If a speed lunch, or no lunch at all, are traditions of the bar then they are bad ones. Like all traditions, we ought to occasionally ask ourselves why we are still doing them.

If the Wellbeing initiative is to conquer anything then her first victim must be the macho work culture that led us here. The at-all-costs attitude that shames people for basic activities like having a cup of tea or gathering their thoughts. The creeping obsession with sitting statistics and an unquestioning devotion to the “effective use of court time” has a price. Are we, as counsel, willing to pay it?

Because one thing we do find time to swallow is the frustration of being asked to perform a lunchtime miracle at a court that has closed the canteen, hired no recorders, broken the boiler, locked all the conference rooms and sealed off half the toilets. It is our shoulders that bear the loss of lunch, rest, and wellbeing to keep the show on the road, to keep the statistics high and to not keep anyone waiting.
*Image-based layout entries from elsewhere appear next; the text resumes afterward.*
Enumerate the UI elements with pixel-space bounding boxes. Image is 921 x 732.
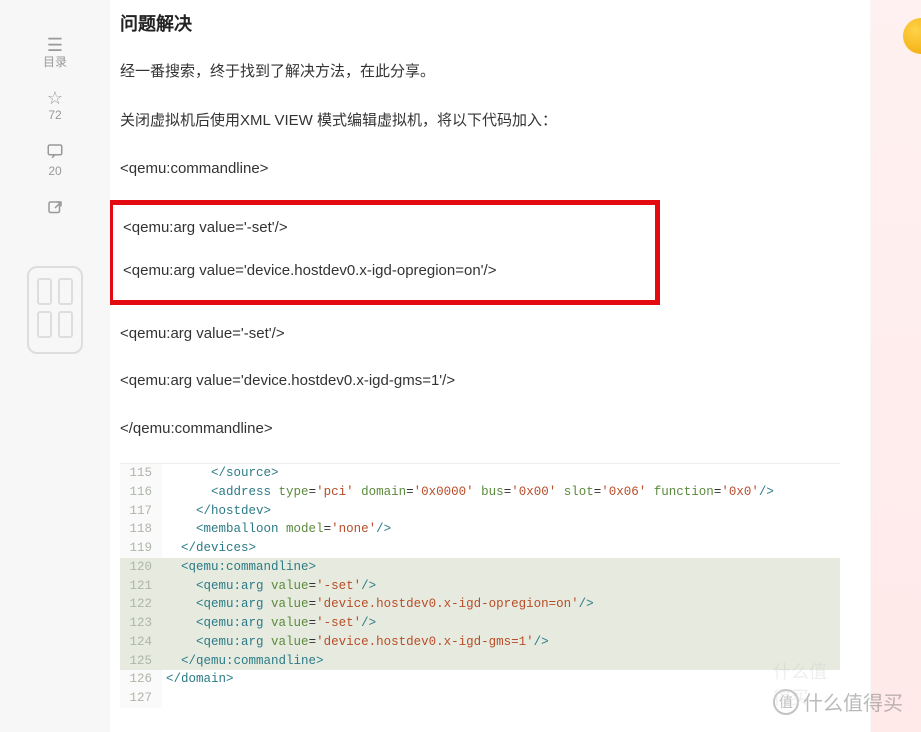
code-editor-line: 116 <address type='pci' domain='0x0000' … [120,483,840,502]
code-editor-line: 115 </source> [120,464,840,483]
code-editor-line: 118 <memballoon model='none'/> [120,520,840,539]
code-content: </devices> [162,539,840,558]
code-editor-line: 124 <qemu:arg value='device.hostdev0.x-i… [120,633,840,652]
line-number: 115 [120,464,162,483]
code-content [162,689,840,708]
line-number: 126 [120,670,162,689]
section-heading: 问题解决 [120,10,840,36]
code-editor-line: 122 <qemu:arg value='device.hostdev0.x-i… [120,595,840,614]
favorite-count: 72 [32,109,78,122]
code-content: <qemu:arg value='device.hostdev0.x-igd-g… [162,633,840,652]
red-highlight-box: <qemu:arg value='-set'/> <qemu:arg value… [110,200,660,305]
favorite-button[interactable]: ☆ 72 [32,83,78,130]
code-content: <qemu:arg value='-set'/> [162,577,840,596]
share-icon [32,199,78,220]
line-number: 119 [120,539,162,558]
line-number: 122 [120,595,162,614]
code-content: </source> [162,464,840,483]
code-snippet-line: <qemu:arg value='device.hostdev0.x-igd-o… [123,258,645,284]
list-icon: ☰ [32,36,78,54]
comment-button[interactable]: 20 [32,136,78,186]
article-main: 问题解决 经一番搜索，终于找到了解决方法，在此分享。 关闭虚拟机后使用XML V… [110,0,870,732]
comment-icon [32,142,78,163]
line-number: 118 [120,520,162,539]
code-editor-screenshot: 115 </source>116 <address type='pci' dom… [120,463,840,708]
code-content: <address type='pci' domain='0x0000' bus=… [162,483,840,502]
code-editor-line: 126</domain> [120,670,840,689]
code-content: <memballoon model='none'/> [162,520,840,539]
code-content: <qemu:commandline> [162,558,840,577]
code-content: </domain> [162,670,840,689]
code-content: </hostdev> [162,502,840,521]
comment-count: 20 [32,165,78,178]
code-editor-line: 127 [120,689,840,708]
code-editor-line: 120 <qemu:commandline> [120,558,840,577]
paragraph: 关闭虚拟机后使用XML VIEW 模式编辑虚拟机，将以下代码加入： [120,107,840,134]
paragraph: 经一番搜索，终于找到了解决方法，在此分享。 [120,58,840,85]
code-snippet-line: <qemu:arg value='-set'/> [120,321,840,347]
code-editor-line: 121 <qemu:arg value='-set'/> [120,577,840,596]
code-content: </qemu:commandline> [162,652,840,671]
line-number: 125 [120,652,162,671]
code-snippet-line: <qemu:arg value='device.hostdev0.x-igd-g… [120,368,840,394]
code-editor-line: 125 </qemu:commandline> [120,652,840,671]
code-editor-line: 117 </hostdev> [120,502,840,521]
line-number: 127 [120,689,162,708]
toc-label: 目录 [32,56,78,69]
code-content: <qemu:arg value='-set'/> [162,614,840,633]
star-icon: ☆ [32,89,78,107]
line-number: 116 [120,483,162,502]
line-number: 120 [120,558,162,577]
line-number: 121 [120,577,162,596]
line-number: 123 [120,614,162,633]
left-rail: ☰ 目录 ☆ 72 20 [0,0,110,732]
qr-phone-icon[interactable] [27,266,83,354]
line-number: 117 [120,502,162,521]
code-content: <qemu:arg value='device.hostdev0.x-igd-o… [162,595,840,614]
code-editor-line: 123 <qemu:arg value='-set'/> [120,614,840,633]
code-editor-line: 119 </devices> [120,539,840,558]
toc-button[interactable]: ☰ 目录 [32,30,78,77]
code-snippet-line: <qemu:arg value='-set'/> [123,215,645,241]
right-promo-panel [871,0,921,732]
code-snippet-line: </qemu:commandline> [120,416,840,442]
share-button[interactable] [32,193,78,230]
line-number: 124 [120,633,162,652]
code-snippet-line: <qemu:commandline> [120,156,840,182]
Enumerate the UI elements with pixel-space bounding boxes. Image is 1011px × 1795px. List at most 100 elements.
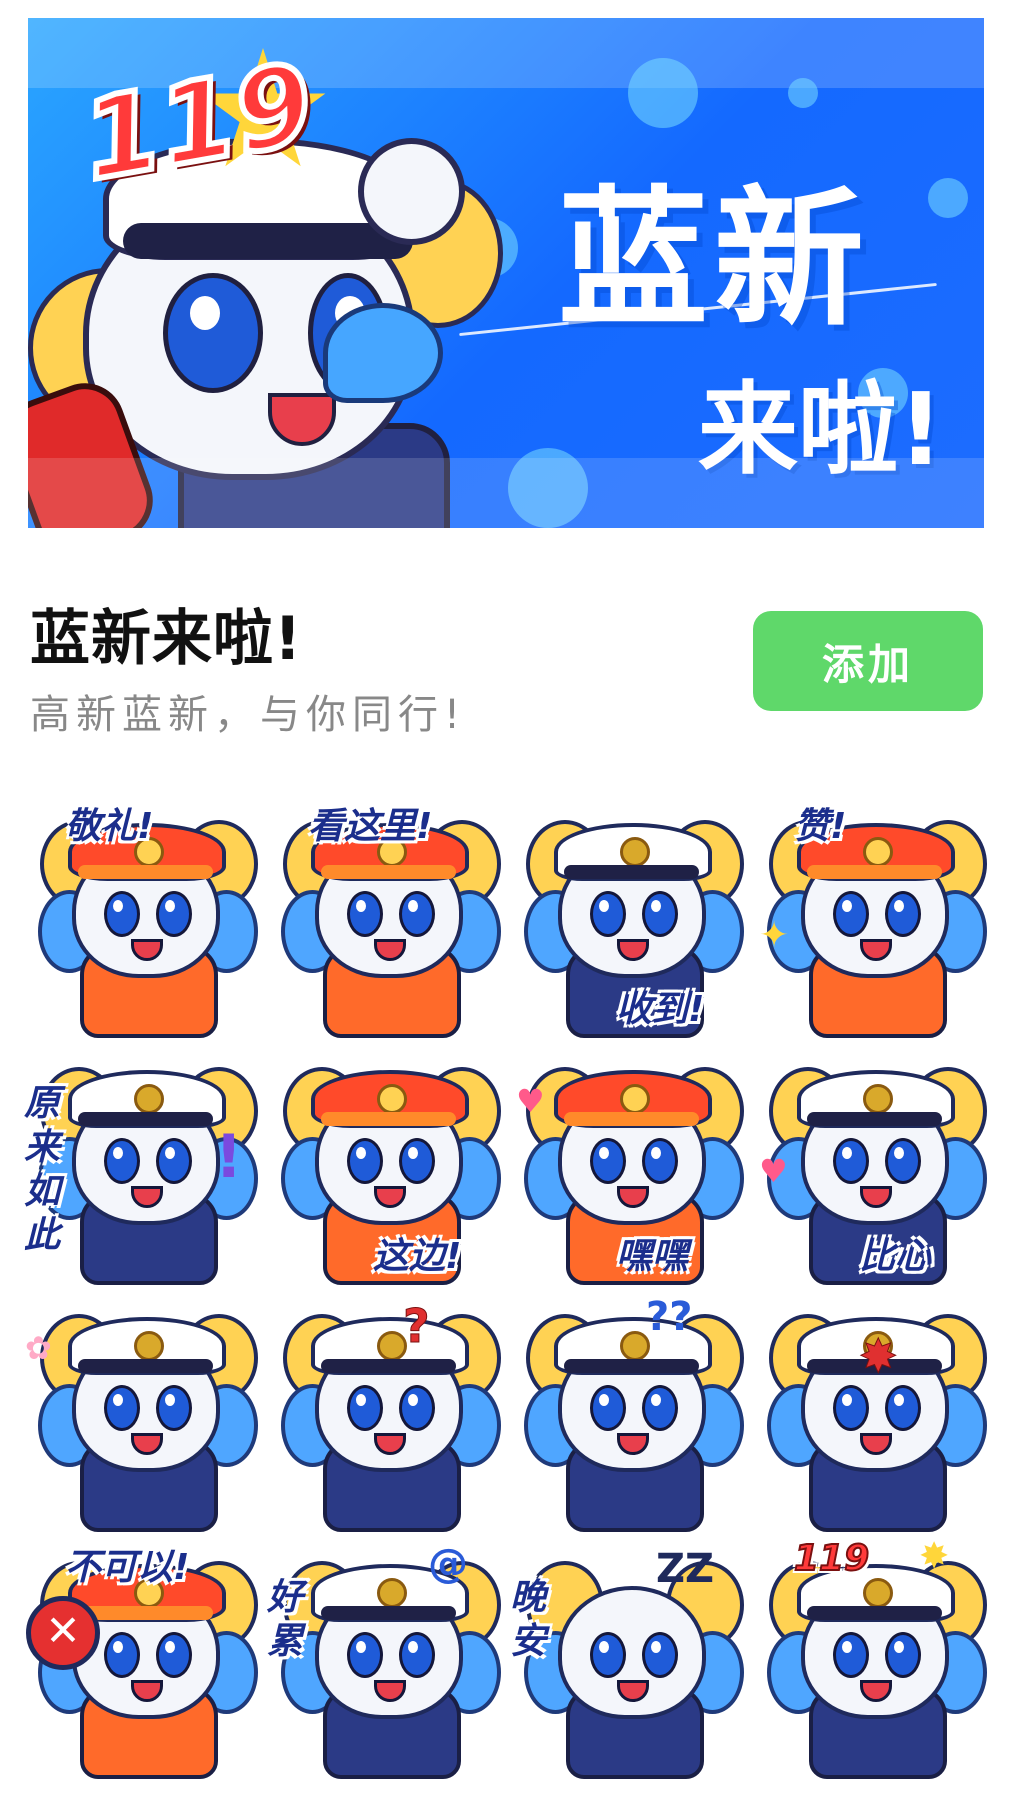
sticker-caption: 这边! [373, 1236, 462, 1277]
sticker-eye [399, 891, 435, 937]
sticker-eye [642, 1138, 678, 1184]
sticker-eye [590, 1632, 626, 1678]
heart-icon: ♥ [759, 1152, 788, 1190]
mascot-wing [323, 303, 443, 403]
sticker-eye [399, 1138, 435, 1184]
sticker-caption: 比心 [859, 1236, 932, 1277]
flower-icon: ✿ [25, 1329, 52, 1367]
add-button[interactable]: 添加 [753, 611, 983, 711]
sticker-caption: 晚安 [510, 1577, 547, 1662]
visor [321, 1112, 456, 1126]
sticker-eye [347, 891, 383, 937]
sticker-eye [590, 891, 626, 937]
sparkle-icon: ✦ [759, 915, 790, 956]
visor [78, 1112, 213, 1126]
sticker-eye [833, 1385, 869, 1431]
sticker-mouth [131, 1680, 163, 1702]
sticker-caption: 看这里! [308, 806, 433, 847]
sticker-item[interactable]: ?? [506, 1289, 749, 1536]
sticker-item[interactable]: ✸ 119 [749, 1536, 992, 1783]
sticker-caption: 119 [793, 1537, 870, 1580]
visor [78, 865, 213, 879]
visor [807, 1606, 942, 1620]
sticker-item[interactable]: 这边! [263, 1042, 506, 1289]
visor [78, 1606, 213, 1620]
sticker-caption: 收到! [616, 989, 705, 1030]
mascot-paw [358, 138, 465, 245]
sticker-mouth [374, 939, 406, 961]
heart-icon: ♥ [516, 1082, 545, 1120]
visor [321, 1606, 456, 1620]
sticker-eye [104, 1385, 140, 1431]
sticker-caption: 不可以! [65, 1547, 190, 1588]
sticker-eye [156, 1385, 192, 1431]
sticker-mouth [131, 1433, 163, 1455]
sticker-eye [347, 1385, 383, 1431]
sticker-item[interactable]: ✿ [20, 1289, 263, 1536]
sticker-mouth [374, 1433, 406, 1455]
sticker-mouth [374, 1680, 406, 1702]
sticker-eye [590, 1138, 626, 1184]
sticker-mouth [860, 939, 892, 961]
sticker-mouth [617, 939, 649, 961]
sticker-caption: 嘿嘿 [616, 1236, 689, 1277]
visor [807, 1112, 942, 1126]
bubble-decoration [628, 58, 698, 128]
sticker-mouth [860, 1186, 892, 1208]
sticker-mouth [617, 1680, 649, 1702]
sticker-eye [885, 1632, 921, 1678]
bubble-decoration [928, 178, 968, 218]
sticker-item[interactable]: 看这里! [263, 795, 506, 1042]
sticker-eye [642, 891, 678, 937]
visor [807, 865, 942, 879]
sticker-item[interactable]: ZZ 晚安 [506, 1536, 749, 1783]
no-icon: ✕ [26, 1596, 100, 1670]
sticker-eye [399, 1632, 435, 1678]
sticker-eye [104, 1632, 140, 1678]
sticker-mouth [860, 1680, 892, 1702]
sticker-eye [885, 1385, 921, 1431]
pack-title: 蓝新来啦! [30, 604, 303, 674]
swirl-icon: @ [428, 1541, 468, 1587]
anger-icon: ✸ [859, 1329, 899, 1384]
sticker-item[interactable]: ✸ [749, 1289, 992, 1536]
sticker-eye [156, 1632, 192, 1678]
visor [78, 1359, 213, 1373]
starburst-icon: ✸ [919, 1536, 950, 1577]
pack-banner: 119 蓝新 来啦! [28, 18, 984, 528]
visor [321, 1359, 456, 1373]
bubble-decoration [788, 78, 818, 108]
sticker-mouth [617, 1186, 649, 1208]
sticker-eye [833, 1138, 869, 1184]
sticker-mouth [374, 1186, 406, 1208]
sticker-item[interactable]: ! 原来如此 [20, 1042, 263, 1289]
sticker-eye [833, 891, 869, 937]
sticker-item[interactable]: 收到! [506, 795, 749, 1042]
sticker-item[interactable]: ✦ 赞! [749, 795, 992, 1042]
sticker-head [558, 1586, 706, 1719]
sticker-item[interactable]: 敬礼! [20, 795, 263, 1042]
sticker-item[interactable]: ♥ 比心 [749, 1042, 992, 1289]
sticker-eye [347, 1138, 383, 1184]
bubble-decoration [508, 448, 588, 528]
sticker-eye [642, 1632, 678, 1678]
exclamation-icon: ! [215, 1122, 243, 1192]
sleep-icon: ZZ [656, 1546, 715, 1592]
sticker-eye [104, 1138, 140, 1184]
visor [564, 1112, 699, 1126]
sticker-grid: 敬礼! 看这里! 收到! ✦ 赞! ! 原来如此这边! ♥ 嘿嘿 ♥ 比心 ✿??? ✸ ✕ 不可以! @ 好累… [20, 795, 995, 1783]
question-icon: ? [403, 1299, 431, 1354]
sticker-item[interactable]: ♥ 嘿嘿 [506, 1042, 749, 1289]
sticker-mouth [860, 1433, 892, 1455]
sticker-eye [833, 1632, 869, 1678]
sticker-item[interactable]: @ 好累 [263, 1536, 506, 1783]
banner-title-line2: 来啦! [698, 371, 944, 488]
sticker-caption: 赞! [794, 806, 847, 847]
visor [321, 865, 456, 879]
sticker-mouth [131, 939, 163, 961]
banner-title-line1: 蓝新 [558, 173, 871, 347]
question-icon: ?? [646, 1294, 693, 1340]
sticker-item[interactable]: ✕ 不可以! [20, 1536, 263, 1783]
sticker-mouth [131, 1186, 163, 1208]
sticker-item[interactable]: ? [263, 1289, 506, 1536]
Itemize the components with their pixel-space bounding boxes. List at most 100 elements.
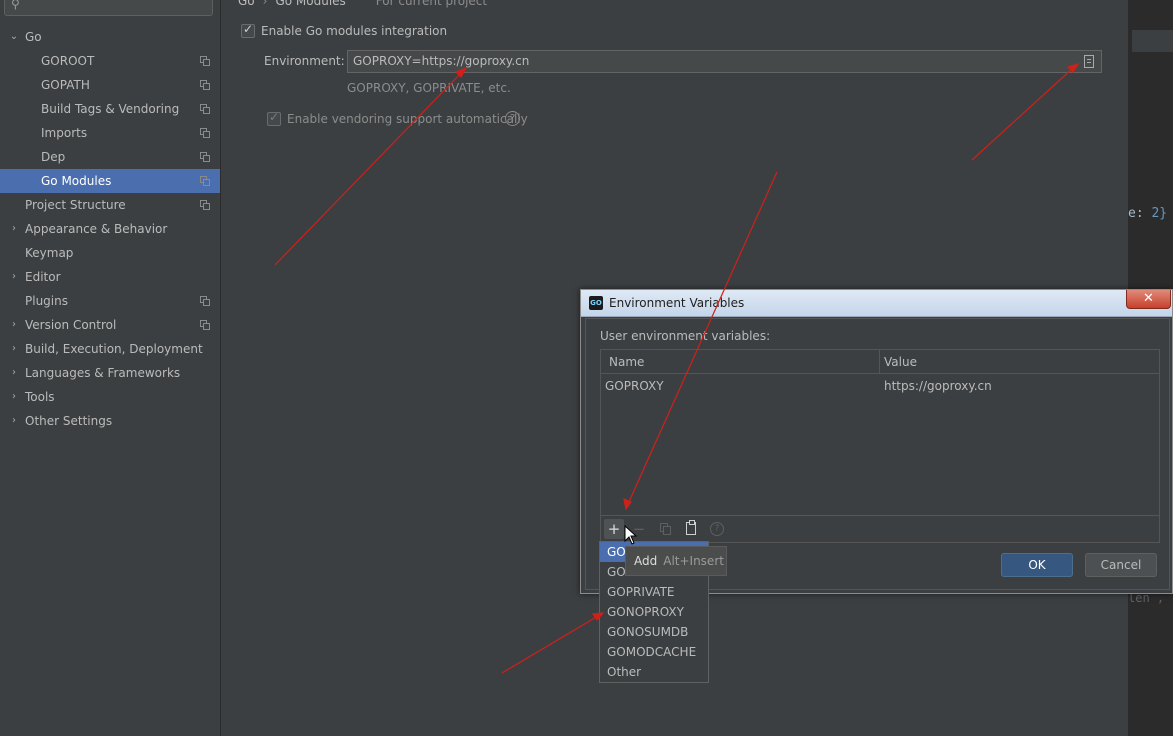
clipboard-icon: [686, 520, 696, 535]
goland-app-icon: GO: [589, 296, 603, 310]
enable-vendoring-label: Enable vendoring support automatically: [287, 112, 528, 126]
tooltip-shortcut: Alt+Insert: [663, 554, 724, 568]
environment-value: GOPROXY=https://goproxy.cn: [353, 54, 530, 68]
project-scope-icon: [200, 56, 210, 66]
sidebar-item-label: GOROOT: [41, 54, 95, 68]
popup-item-other[interactable]: Other: [600, 662, 708, 682]
settings-sidebar: ⚲ ⌄ Go GOROOT GOPATH Build Tags & Vendor…: [0, 0, 221, 736]
dialog-title: Environment Variables: [609, 296, 745, 310]
table-header: Name Value: [601, 350, 1159, 374]
sidebar-item-editor[interactable]: › Editor: [0, 265, 220, 289]
row-value-cell[interactable]: https://goproxy.cn: [884, 379, 992, 393]
browse-environment-icon[interactable]: [1084, 55, 1094, 68]
user-env-vars-label: User environment variables:: [600, 329, 771, 343]
code-text: e:: [1128, 206, 1152, 221]
sidebar-item-version-control[interactable]: › Version Control: [0, 313, 220, 337]
scope-note: For current project: [375, 0, 488, 8]
chevron-right-icon[interactable]: ›: [9, 217, 19, 241]
close-button[interactable]: ✕: [1126, 290, 1171, 309]
breadcrumb-part: Go Modules: [275, 0, 346, 8]
sidebar-item-other-settings[interactable]: › Other Settings: [0, 409, 220, 433]
code-line: e: 2}: [1128, 206, 1167, 221]
sidebar-item-plugins[interactable]: Plugins: [0, 289, 220, 313]
chevron-right-icon[interactable]: ›: [9, 337, 19, 361]
sidebar-item-keymap[interactable]: Keymap: [0, 241, 220, 265]
project-scope-icon: [200, 296, 210, 306]
tooltip-text: Add: [634, 554, 658, 568]
project-scope-icon: [200, 200, 210, 210]
chevron-right-icon[interactable]: ›: [9, 409, 19, 433]
chevron-right-icon[interactable]: ›: [9, 361, 19, 385]
popup-item-gomodcache[interactable]: GOMODCACHE: [600, 642, 708, 662]
project-scope-icon: [200, 152, 210, 162]
cancel-button[interactable]: Cancel: [1085, 553, 1157, 577]
sidebar-item-label: Go Modules: [41, 174, 112, 188]
table-toolbar: + − ?: [601, 515, 1159, 542]
settings-search-input[interactable]: ⚲: [4, 0, 213, 16]
sidebar-item-go-modules[interactable]: Go Modules: [0, 169, 220, 193]
chevron-right-icon[interactable]: ›: [9, 313, 19, 337]
sidebar-item-dep[interactable]: Dep: [0, 145, 220, 169]
sidebar-item-label: GOPATH: [41, 78, 90, 92]
sidebar-item-goroot[interactable]: GOROOT: [0, 49, 220, 73]
enable-go-modules-checkbox[interactable]: [241, 22, 255, 38]
copy-button[interactable]: [655, 519, 675, 539]
enable-vendoring-checkbox[interactable]: [267, 110, 281, 126]
sidebar-item-label: Plugins: [25, 294, 68, 308]
sidebar-item-build-tags[interactable]: Build Tags & Vendoring: [0, 97, 220, 121]
add-button[interactable]: +: [604, 519, 624, 539]
column-header-value[interactable]: Value: [884, 355, 917, 369]
editor-tab-bar: [1132, 30, 1173, 52]
chevron-right-icon[interactable]: ›: [9, 385, 19, 409]
chevron-down-icon[interactable]: ⌄: [9, 25, 19, 49]
project-scope-icon: [200, 128, 210, 138]
copy-icon: [660, 523, 671, 535]
breadcrumb: Go › Go Modules For current project: [238, 0, 487, 8]
env-vars-table: Name Value GOPROXY https://goproxy.cn + …: [600, 349, 1160, 543]
environment-input[interactable]: GOPROXY=https://goproxy.cn: [347, 50, 1102, 73]
enable-go-modules-label: Enable Go modules integration: [261, 24, 448, 38]
sidebar-item-label: Version Control: [25, 318, 117, 332]
sidebar-item-imports[interactable]: Imports: [0, 121, 220, 145]
sidebar-item-label: Project Structure: [25, 198, 126, 212]
project-scope-icon: [200, 80, 210, 90]
popup-item-gonosumdb[interactable]: GONOSUMDB: [600, 622, 708, 642]
environment-label: Environment:: [264, 54, 345, 68]
sidebar-item-label: Editor: [25, 270, 61, 284]
column-divider[interactable]: [879, 350, 880, 374]
search-icon: ⚲: [11, 0, 20, 11]
sidebar-item-label: Appearance & Behavior: [25, 222, 168, 236]
sidebar-item-appearance[interactable]: › Appearance & Behavior: [0, 217, 220, 241]
sidebar-item-build-execution[interactable]: › Build, Execution, Deployment: [0, 337, 220, 361]
project-scope-icon: [200, 176, 210, 186]
sidebar-item-label: Go: [25, 30, 42, 44]
sidebar-item-label: Dep: [41, 150, 66, 164]
project-scope-icon: [200, 320, 210, 330]
paste-button[interactable]: [681, 519, 701, 539]
code-number: 2}: [1151, 206, 1168, 221]
popup-item-goprivate[interactable]: GOPRIVATE: [600, 582, 708, 602]
sidebar-item-go[interactable]: ⌄ Go: [0, 25, 220, 49]
add-tooltip: Add Alt+Insert: [625, 546, 727, 576]
sidebar-item-project-structure[interactable]: Project Structure: [0, 193, 220, 217]
breadcrumb-part: Go: [238, 0, 255, 8]
column-header-name[interactable]: Name: [609, 355, 644, 369]
popup-item-gonoproxy[interactable]: GONOPROXY: [600, 602, 708, 622]
mouse-cursor-icon: [624, 525, 638, 545]
dialog-titlebar[interactable]: GO Environment Variables ✕: [581, 290, 1172, 317]
row-name-cell[interactable]: GOPROXY: [605, 379, 664, 393]
ok-button[interactable]: OK: [1001, 553, 1073, 577]
sidebar-item-tools[interactable]: › Tools: [0, 385, 220, 409]
sidebar-item-label: Tools: [25, 390, 55, 404]
sidebar-item-label: Other Settings: [25, 414, 113, 428]
sidebar-item-languages[interactable]: › Languages & Frameworks: [0, 361, 220, 385]
help-icon: ?: [710, 522, 724, 536]
sidebar-item-label: Imports: [41, 126, 88, 140]
table-help-button[interactable]: ?: [707, 519, 727, 539]
sidebar-item-gopath[interactable]: GOPATH: [0, 73, 220, 97]
sidebar-item-label: Languages & Frameworks: [25, 366, 181, 380]
sidebar-item-label: Build Tags & Vendoring: [41, 102, 180, 116]
sidebar-item-label: Keymap: [25, 246, 74, 260]
help-icon[interactable]: ?: [505, 111, 520, 126]
chevron-right-icon[interactable]: ›: [9, 265, 19, 289]
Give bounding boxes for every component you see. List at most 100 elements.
As part of our Wellbeing revolution, we ought to now consider how we realistically structure the court day in the scorched landscape of cuts, closures and reduced facilities. It should be widely acknowledged that there will be trials and times when a longer lunch break, or multiple short breaks, are appropriate. Not always and not often. But for those trials where time is short, pressure is high and facilities are lacking we must call it out. We should be bold enough to insist that heavy tasks are undertaken within court hours and brave enough to recognise there is no shame in needing a rest. Justice is not a race and it will not be achieved by a drained, exhausted profession. We ought to now insist that the “effective use of court time” includes provision for us to remain effective too.